[Metzlerus, Johannes Georgius]
METZLERUS (Johannes Georgius), geb. te Heidelberg, werd in 1680 pracceptor der 5e klasse aan de Illustre school te Dordrecht, in 1685 conrector en in 1694 rector. Hij stond bekend als een uitstekend letterkundige en goed latijnsch dichter. Ten gevolge van een geschil met curatoren werd hij in 1697 ontslagen. De aanleiding daartoe was: de commensalen hadden een bijzondere bank in de Augustijnenkerk, waarvan een hunner custos of sleutelbewaarder was. Metzlerus gaf den sleutel aan den zoon van mevr. Reepmaker.

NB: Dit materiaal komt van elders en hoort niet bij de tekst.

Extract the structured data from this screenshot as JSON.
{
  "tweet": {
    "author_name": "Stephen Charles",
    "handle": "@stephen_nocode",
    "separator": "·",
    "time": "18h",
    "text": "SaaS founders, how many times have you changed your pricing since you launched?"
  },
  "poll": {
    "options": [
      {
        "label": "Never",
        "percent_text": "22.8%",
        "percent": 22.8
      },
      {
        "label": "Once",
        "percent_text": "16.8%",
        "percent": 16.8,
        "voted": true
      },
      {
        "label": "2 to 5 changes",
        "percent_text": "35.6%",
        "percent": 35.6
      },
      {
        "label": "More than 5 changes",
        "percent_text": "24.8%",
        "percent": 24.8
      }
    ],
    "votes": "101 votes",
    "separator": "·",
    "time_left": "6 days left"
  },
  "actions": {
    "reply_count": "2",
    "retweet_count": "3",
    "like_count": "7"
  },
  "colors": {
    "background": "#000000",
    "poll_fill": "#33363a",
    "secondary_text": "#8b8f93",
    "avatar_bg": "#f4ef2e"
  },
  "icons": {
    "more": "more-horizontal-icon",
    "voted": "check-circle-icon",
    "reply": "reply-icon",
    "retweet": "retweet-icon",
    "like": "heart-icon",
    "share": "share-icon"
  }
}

Deze weigerde hem, gelijk ook de zoon van den baljuw Cornelis Eversdijck en twee anderen. In gramschap ontstoken, zette hij de vier weerspannigen des avonds tusschen acht en negen uren op straat. Zij begaven zich tot den president-curator, en het vonnis van den rector was onherroepelijk geveld. Metzlerus was 21 Nov. 1694 te Dordrecht getrouwd met Lucretia 't Hooft, dochter van Adriaan 't Hooft, uit welk huwelijk twee kinderen vermeld worden: Melchior, die muntersknaap was en ongehuwd overleed, en Georgius, die 29 Oct. 1696 te Dordrecht geboren werd.
Zijn vrouw overleed 4 Mrt. 1738 te Dordrecht; zijn overlijden is niet te vinden.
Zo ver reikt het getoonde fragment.